Thanks Woman and Truth. I think you get my point and dilemma. I am 35, mature and have never cheated on anyone before. And Romany, I DO NOT have an affair with a married man. I say I am attracted to him. Even married people get attracted to other people but do not necessarily have to work on that attraction. That is why I addressed this message to Prof (Cybershink), as a professional, and not just to any layman like you and me. I always practice what I have learnt on the playground in primary school years ago: If you do not have anything nice to say about someone, don''t say anything.

Reply to Sensible
Posted by: Woman | 2011/05/06

We date people to see whether we would be able to spend a life with someone. I think you should call off your wedding and think carefully. Otherwise, a few years down the line, you might have kids and then you want a divorce (or he does, if you embark on affairs).

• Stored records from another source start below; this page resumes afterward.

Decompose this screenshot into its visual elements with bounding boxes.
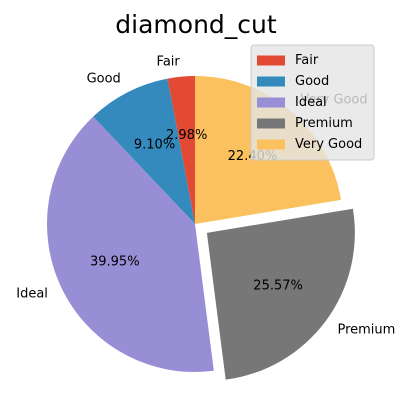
- legend-label-very-good: Very Good: [295, 137, 362, 152]
- slice-label-fair: Fair: [157, 54, 181, 69]
- legend-label-good: Good: [295, 74, 329, 89]
- legend-swatch-fair: [257, 56, 285, 66]
- legend-swatch-good: [257, 77, 285, 87]
- slice-premium: [207, 209, 355, 380]
- legend-swatch-ideal: [257, 98, 285, 108]
- legend-label-premium: Premium: [295, 116, 353, 131]
- slice-percent-good: 9.10%: [134, 137, 175, 152]
- slice-label-ideal: Ideal: [16, 286, 48, 301]
- chart-title: diamond_cut: [115, 10, 277, 39]
- slice-percent-ideal: 39.95%: [90, 255, 140, 270]
- slice-percent-premium: 25.57%: [253, 278, 303, 293]
- legend: Fair Good Ideal Premium Very Good: [251, 45, 374, 160]
- legend-swatch-premium: [257, 119, 285, 129]
- slice-label-good: Good: [87, 72, 121, 87]
- legend-label-ideal: Ideal: [295, 95, 327, 110]
- legend-label-fair: Fair: [295, 53, 319, 68]
- slice-label-premium: Premium: [337, 323, 395, 338]
- legend-swatch-very-good: [257, 140, 285, 150]
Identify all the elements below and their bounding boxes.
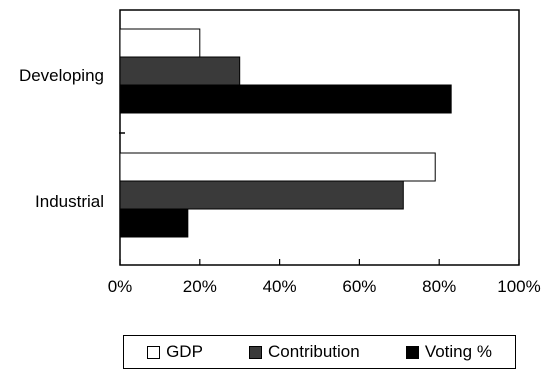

You are clearly not ready, and he is just mr. good enough, not the ONE. Please do not make a mistake that you will regret.

Reply to Woman
Posted by: Truth | 2011/05/06

You are not interested,excited in getting married!
You are attracted to another man!
You do not share your intendeds interests!
Your betrothed does not listen to you!
You cannot resist cheating on your fiance!
I do not know if you have a fear of getting married but you should not be marrying this man!

Reply to Truth
Posted by: Romany | 2011/05/06

Your possible" fear of getting married"  aside, I think you should go and sit somewhere and think carefully about what you are saying here....

Do you have any idea of the implications to get involved with a MARRIED man? Just ask yourself a couple of questions here....
Do you want to ruin a familie''s life? Take their father away from him?
I am not even going to get into this. I think you are just stupid to even consider something that has so many implications and negative consequences.
By the way, enjoy your wedding and may you have a long and happy, blessed life together. May no-one ever take your husband and the father to your future children away from you.